There are those who will, though.

“I do kind of view him as a Republican lite,” said Daniel Beckstrand, a self-described progressive who announced last week he would run against McAdams. “And in the state of Utah, I guess coming from that mindset, it does make sense. But what I think that does is it also ignores a big progressive base that we have here in the state.”

Still, there are Democrats in Utah who are at least thankful that McAdams has been weighing the pros and cons or impeachment and looking at the facts, rather than taking sides immediately.

“I firmly believe that in McAdams, I have a congressman who is listening to and weighing the information that’s brought to him,” said Shireen Ghorbani, a former Democratic congressional candidate who is now a Salt Lake County councilwoman. “Now, more broadly speaking, I do think that Democrats are very concerned about the lawless and really damaging behavior of this president and what precedent it sets if we do not take the actions that are available to hold him accountable.”

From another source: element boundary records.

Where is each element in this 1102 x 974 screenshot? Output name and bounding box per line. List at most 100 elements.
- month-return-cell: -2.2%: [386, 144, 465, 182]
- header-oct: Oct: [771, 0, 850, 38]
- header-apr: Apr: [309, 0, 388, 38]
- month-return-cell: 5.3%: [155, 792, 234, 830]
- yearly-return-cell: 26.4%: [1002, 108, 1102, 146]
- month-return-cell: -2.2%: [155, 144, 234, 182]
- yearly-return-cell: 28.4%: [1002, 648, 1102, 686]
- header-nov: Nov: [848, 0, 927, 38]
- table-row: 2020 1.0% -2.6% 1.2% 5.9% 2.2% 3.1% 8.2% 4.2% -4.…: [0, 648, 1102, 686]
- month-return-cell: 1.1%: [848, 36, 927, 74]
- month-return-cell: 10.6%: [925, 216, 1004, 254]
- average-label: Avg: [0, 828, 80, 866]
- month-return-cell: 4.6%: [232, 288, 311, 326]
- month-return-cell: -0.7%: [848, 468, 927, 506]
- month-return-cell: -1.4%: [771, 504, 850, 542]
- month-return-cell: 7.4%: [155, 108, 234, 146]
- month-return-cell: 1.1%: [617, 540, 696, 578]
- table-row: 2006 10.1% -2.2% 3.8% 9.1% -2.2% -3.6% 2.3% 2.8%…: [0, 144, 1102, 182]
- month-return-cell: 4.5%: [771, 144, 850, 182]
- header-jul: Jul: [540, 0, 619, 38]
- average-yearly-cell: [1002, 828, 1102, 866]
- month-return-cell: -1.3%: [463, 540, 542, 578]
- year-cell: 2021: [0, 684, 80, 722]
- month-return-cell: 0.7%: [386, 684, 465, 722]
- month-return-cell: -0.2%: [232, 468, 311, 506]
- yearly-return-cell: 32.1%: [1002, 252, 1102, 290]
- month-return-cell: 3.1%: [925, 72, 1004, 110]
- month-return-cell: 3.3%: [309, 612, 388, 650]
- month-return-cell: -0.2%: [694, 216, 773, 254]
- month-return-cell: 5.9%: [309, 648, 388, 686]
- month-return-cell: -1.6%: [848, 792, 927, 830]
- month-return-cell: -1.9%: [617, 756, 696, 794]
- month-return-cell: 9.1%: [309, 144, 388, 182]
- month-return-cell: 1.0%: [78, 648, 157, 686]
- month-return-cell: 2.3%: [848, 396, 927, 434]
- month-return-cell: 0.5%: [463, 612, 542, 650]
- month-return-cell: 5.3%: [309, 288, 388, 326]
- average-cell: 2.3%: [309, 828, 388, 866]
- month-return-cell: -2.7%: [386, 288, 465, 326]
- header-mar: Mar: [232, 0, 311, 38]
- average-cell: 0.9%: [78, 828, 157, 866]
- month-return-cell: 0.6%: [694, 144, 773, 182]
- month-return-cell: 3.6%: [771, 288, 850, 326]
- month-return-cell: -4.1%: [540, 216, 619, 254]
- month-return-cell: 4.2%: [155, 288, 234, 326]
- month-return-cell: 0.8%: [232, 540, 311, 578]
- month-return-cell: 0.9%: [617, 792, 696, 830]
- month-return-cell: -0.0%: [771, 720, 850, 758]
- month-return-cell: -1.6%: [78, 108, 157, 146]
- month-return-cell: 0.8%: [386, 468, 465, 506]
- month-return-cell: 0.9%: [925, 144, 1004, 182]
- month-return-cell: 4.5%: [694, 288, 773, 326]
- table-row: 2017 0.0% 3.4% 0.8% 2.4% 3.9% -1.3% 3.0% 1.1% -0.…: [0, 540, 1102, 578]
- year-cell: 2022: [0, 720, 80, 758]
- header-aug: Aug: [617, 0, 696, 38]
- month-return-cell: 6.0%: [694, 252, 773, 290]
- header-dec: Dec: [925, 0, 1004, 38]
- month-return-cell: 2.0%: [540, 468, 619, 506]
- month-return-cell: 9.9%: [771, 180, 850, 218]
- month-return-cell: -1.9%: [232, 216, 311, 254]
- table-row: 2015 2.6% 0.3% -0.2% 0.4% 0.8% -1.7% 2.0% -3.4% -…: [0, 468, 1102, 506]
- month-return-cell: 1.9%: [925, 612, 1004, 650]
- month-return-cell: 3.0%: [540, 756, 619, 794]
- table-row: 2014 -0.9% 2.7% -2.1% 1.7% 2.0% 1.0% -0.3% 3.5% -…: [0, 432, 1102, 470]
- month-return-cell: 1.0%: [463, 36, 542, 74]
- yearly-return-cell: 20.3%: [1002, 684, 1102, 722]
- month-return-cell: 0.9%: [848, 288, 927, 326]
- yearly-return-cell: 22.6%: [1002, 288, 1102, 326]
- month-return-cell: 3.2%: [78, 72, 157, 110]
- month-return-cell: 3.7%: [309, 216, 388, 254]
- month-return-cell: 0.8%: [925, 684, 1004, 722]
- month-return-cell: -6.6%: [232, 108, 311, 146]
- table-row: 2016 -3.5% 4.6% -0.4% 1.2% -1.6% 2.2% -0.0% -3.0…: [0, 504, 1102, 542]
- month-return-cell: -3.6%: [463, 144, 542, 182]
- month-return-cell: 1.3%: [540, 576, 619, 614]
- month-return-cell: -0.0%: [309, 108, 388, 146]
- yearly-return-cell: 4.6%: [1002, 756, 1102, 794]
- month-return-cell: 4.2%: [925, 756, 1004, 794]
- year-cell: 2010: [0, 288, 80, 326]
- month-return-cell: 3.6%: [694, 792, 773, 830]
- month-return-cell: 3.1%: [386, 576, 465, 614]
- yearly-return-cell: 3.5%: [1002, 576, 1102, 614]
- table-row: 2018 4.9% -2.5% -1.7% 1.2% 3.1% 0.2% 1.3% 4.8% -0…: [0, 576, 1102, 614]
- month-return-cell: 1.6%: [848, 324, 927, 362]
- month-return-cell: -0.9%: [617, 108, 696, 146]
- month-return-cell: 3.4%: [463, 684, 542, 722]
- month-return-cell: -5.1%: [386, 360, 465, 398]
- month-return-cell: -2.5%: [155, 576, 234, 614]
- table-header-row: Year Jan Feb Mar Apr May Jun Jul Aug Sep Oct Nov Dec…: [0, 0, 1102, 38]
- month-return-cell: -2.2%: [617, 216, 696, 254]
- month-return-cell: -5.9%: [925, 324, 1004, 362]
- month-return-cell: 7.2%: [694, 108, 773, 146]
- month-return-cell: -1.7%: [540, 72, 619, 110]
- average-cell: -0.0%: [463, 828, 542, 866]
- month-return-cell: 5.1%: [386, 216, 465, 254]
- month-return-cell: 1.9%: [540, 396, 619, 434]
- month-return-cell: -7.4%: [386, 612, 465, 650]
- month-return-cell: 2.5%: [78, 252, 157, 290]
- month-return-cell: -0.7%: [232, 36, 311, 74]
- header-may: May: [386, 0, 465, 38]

Matthew Burbank, a political science professor at the University of Utah, said McAdams was able to best then-GOP Rep. Mia Love in 2018 by riding a Democratic wave that crossed the country. But 2020 may be different and this impeachment vote will still matter.

“Whomever the Republican challenger is to him, they are obviously going to play up whatever he does here,” Burbank said. “And so I think, you know, again, even after he gets through the vote, this is going to definitely come back to haunt him in terms of the reelection campaign.”

McAdams said that’s not playing into his decision.

He knows either way he goes could aggravate some voters, and he said looking back at decisions he made as mayor of Salt Lake County, such as during a divisive debate on homelessness, that’s just the job.

“I could run different scenarios about different alternatives and what it means, but you can’t predict what it means going forward,” McAdams said. “So I just need to make the decision that I think is in the best interest of this country and not based on how it’ll hurt or help my next election. This decision isn’t about me. It’s about what’s good for our country.”